Face à la multiplication des agressions contre la nature dans la commune d’Oussouye, le premier magistrat de la ville, Ousmane Landry Diallo, tape du poing sur la table. Entre urgence sanitaire et responsabilité des acteurs économiques, l’édile lance un appel pressant à l’action publique et citoyenne.

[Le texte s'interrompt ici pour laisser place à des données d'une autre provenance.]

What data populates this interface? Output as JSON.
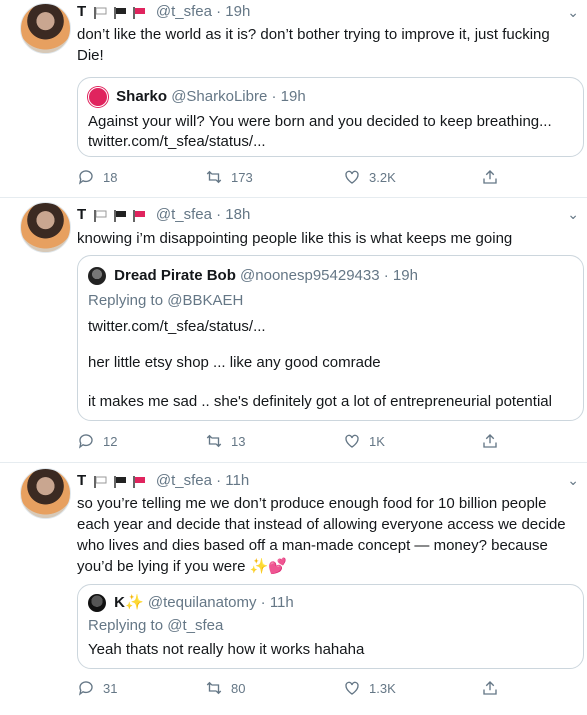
{
  "tweets": [
    {
      "name": "T",
      "handle": "@t_sfea",
      "time": "19h",
      "text": "don’t like the world as it is? don’t bother trying to improve it, just fucking Die!",
      "quote": {
        "name": "Sharko",
        "handle": "@SharkoLibre",
        "time": "19h",
        "replying_to": "",
        "lines": [
          "Against your will? You were born and you decided to keep breathing...",
          "twitter.com/t_sfea/status/..."
        ]
      },
      "replies": "18",
      "retweets": "173",
      "likes": "3.2K"
    },
    {
      "name": "T",
      "handle": "@t_sfea",
      "time": "18h",
      "text": "knowing i’m disappointing people like this is what keeps me going",
      "quote": {
        "name": "Dread Pirate Bob",
        "handle": "@noonesp95429433",
        "time": "19h",
        "replying_to": "Replying to @BBKAEH",
        "lines": [
          "twitter.com/t_sfea/status/...",
          "her little etsy shop ... like any good comrade",
          "it makes me sad .. she's definitely got a lot of entrepreneurial potential"
        ]
      },
      "replies": "12",
      "retweets": "13",
      "likes": "1K"
    },
    {
      "name": "T",
      "handle": "@t_sfea",
      "time": "11h",
      "text": "so you’re telling me we don’t produce enough food for 10 billion people each year and decide that instead of allowing everyone access we decide who lives and dies based off a man-made concept — money? because you’d be lying if you were ✨💕",
      "quote": {
        "name": "K✨",
        "handle": "@tequilanatomy",
        "time": "11h",
        "replying_to": "Replying to @t_sfea",
        "lines": [
          "Yeah thats not really how it works hahaha"
        ]
      },
      "replies": "31",
      "retweets": "80",
      "likes": "1.3K"
    }
  ],
  "colors": {
    "text": "#14171a",
    "muted": "#657786",
    "border": "#e6ecf0",
    "flag_red": "#e0245e"
  }
}
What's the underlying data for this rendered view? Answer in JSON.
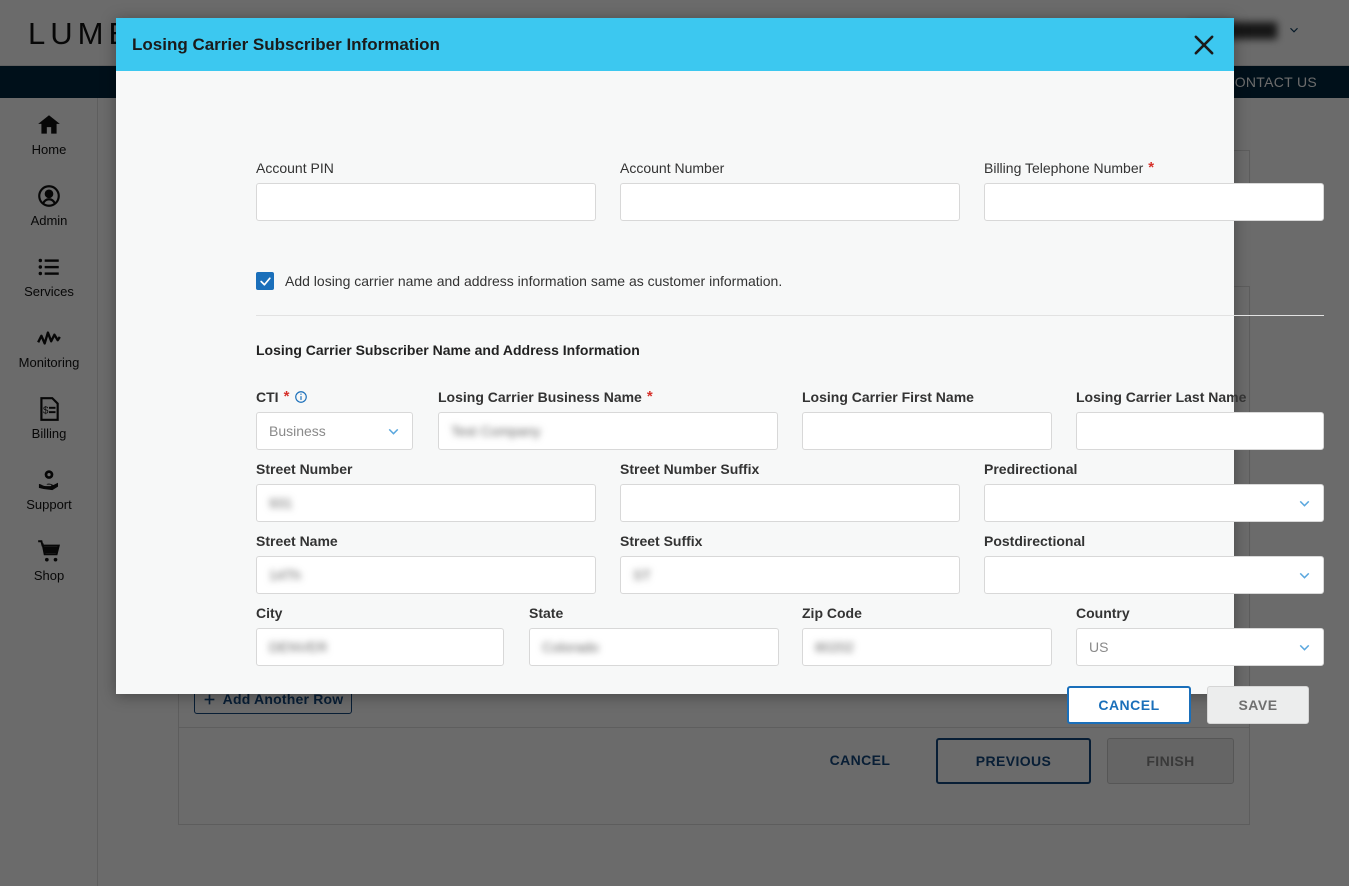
{
  "app": {
    "logo_text": "LUMEN",
    "user_name_masked": "█████████",
    "nav_contact": "CONTACT US"
  },
  "sidebar": {
    "items": [
      {
        "label": "Home",
        "icon": "home-icon"
      },
      {
        "label": "Admin",
        "icon": "user-circle-icon"
      },
      {
        "label": "Services",
        "icon": "list-icon"
      },
      {
        "label": "Monitoring",
        "icon": "activity-icon"
      },
      {
        "label": "Billing",
        "icon": "invoice-icon"
      },
      {
        "label": "Support",
        "icon": "support-gear-hand-icon"
      },
      {
        "label": "Shop",
        "icon": "cart-icon"
      }
    ]
  },
  "background_page": {
    "add_another_row": "Add Another Row",
    "cancel": "CANCEL",
    "previous": "PREVIOUS",
    "finish": "FINISH"
  },
  "modal": {
    "title": "Losing Carrier Subscriber Information",
    "close_icon": "close-icon",
    "account_pin": {
      "label": "Account PIN",
      "value": "",
      "required": false
    },
    "account_number": {
      "label": "Account Number",
      "value": "",
      "required": false
    },
    "billing_telephone_number": {
      "label": "Billing Telephone Number",
      "value": "",
      "required": true,
      "required_mark": "*"
    },
    "same_as_customer": {
      "label": "Add losing carrier name and address information same as customer information.",
      "checked": true
    },
    "section_title": "Losing Carrier Subscriber Name and Address Information",
    "fields": {
      "cti": {
        "label": "CTI",
        "required_mark": "*",
        "value": "Business",
        "type": "select",
        "info_icon": "info-icon"
      },
      "business_name": {
        "label": "Losing Carrier Business Name",
        "required_mark": "*",
        "value": "Test Company",
        "masked": true
      },
      "first_name": {
        "label": "Losing Carrier First Name",
        "value": ""
      },
      "last_name": {
        "label": "Losing Carrier Last Name",
        "value": ""
      },
      "street_number": {
        "label": "Street Number",
        "value": "931",
        "masked": true
      },
      "street_number_suffix": {
        "label": "Street Number Suffix",
        "value": ""
      },
      "predirectional": {
        "label": "Predirectional",
        "value": "",
        "type": "select"
      },
      "street_name": {
        "label": "Street Name",
        "value": "14Th",
        "masked": true
      },
      "street_suffix": {
        "label": "Street Suffix",
        "value": "ST",
        "masked": true
      },
      "postdirectional": {
        "label": "Postdirectional",
        "value": "",
        "type": "select"
      },
      "city": {
        "label": "City",
        "value": "DENVER",
        "masked": true
      },
      "state": {
        "label": "State",
        "value": "Colorado",
        "masked": true
      },
      "zip_code": {
        "label": "Zip Code",
        "value": "80202",
        "masked": true
      },
      "country": {
        "label": "Country",
        "value": "US",
        "type": "select"
      }
    },
    "cancel_button": "CANCEL",
    "save_button": "SAVE"
  },
  "colors": {
    "modal_header": "#3cc8f0",
    "accent_blue": "#1a6fba",
    "nav_navy": "#00263e",
    "required_red": "#d6312b"
  }
}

L’heure n’est plus aux constats, mais à l’action urgente. C’est le message fort qu’a voulu faire passer Ousmane Landry Diallo, maire de la commune d’Oussouye. Constatant la dégradation continue de l’écosystème local, l’édile invite l’ensemble des acteurs à une prise de conscience collective immédiate. « Nous devons prendre cette question de pollution de notre environnement au sérieux », a-t-il martelé, rappelant au passage que la préservation de la nature est avant tout « une question de santé publique ».
Pour le maire d’Oussouye, l’impunité des pollueurs doit cesser. Il interpelle directement les autorités étatiques afin que des mesures correctives et coercitives rigoureuses soient déployées pour éradiquer ce fléau. La réponse ne devant pas être uniquement institutionnelle, Ousmane Landry Diallo mise également sur une forte mobilisation populaire. Il invite solennellement les populations des zones impactées à « s’ériger en bouclier » pour barrer la route aux « malfaiteurs de l’environnement ». Un débat public et inclusif doit, selon lui, s’ouvrir sans tarder pour co-construire des solutions durables. « Cette nature si généreuse ne mérite pas cette agression », regrette-t-il.
Au-delà des comportements individuels, le maire pointe du doigt l’impact environnemental des activités de la filière de la noix de cajou, un secteur économique majeur dans la région. Ousmane Landry Diallo formule une proposition concrète et audacieuse visant à responsabiliser les opérateurs économiques, majoritairement de nationalité indienne.
L’édile exige désormais que ces exportateurs d’anacardes prennent en charge la gestion de leurs déchets de campagne. Plus précisément, il demande qu’une obligation leur soit faite de récupérer l’intégralité des sacs vides utilisés pour le transport des noix, afin de les reconditionner et d’éviter qu’ils ne finissent abandonnés dans la nature. Une mesure d’économie circulaire qui, si elle est appliquée, pourrait drastiquement réduire la pollution plastique qui asphyxie la commune.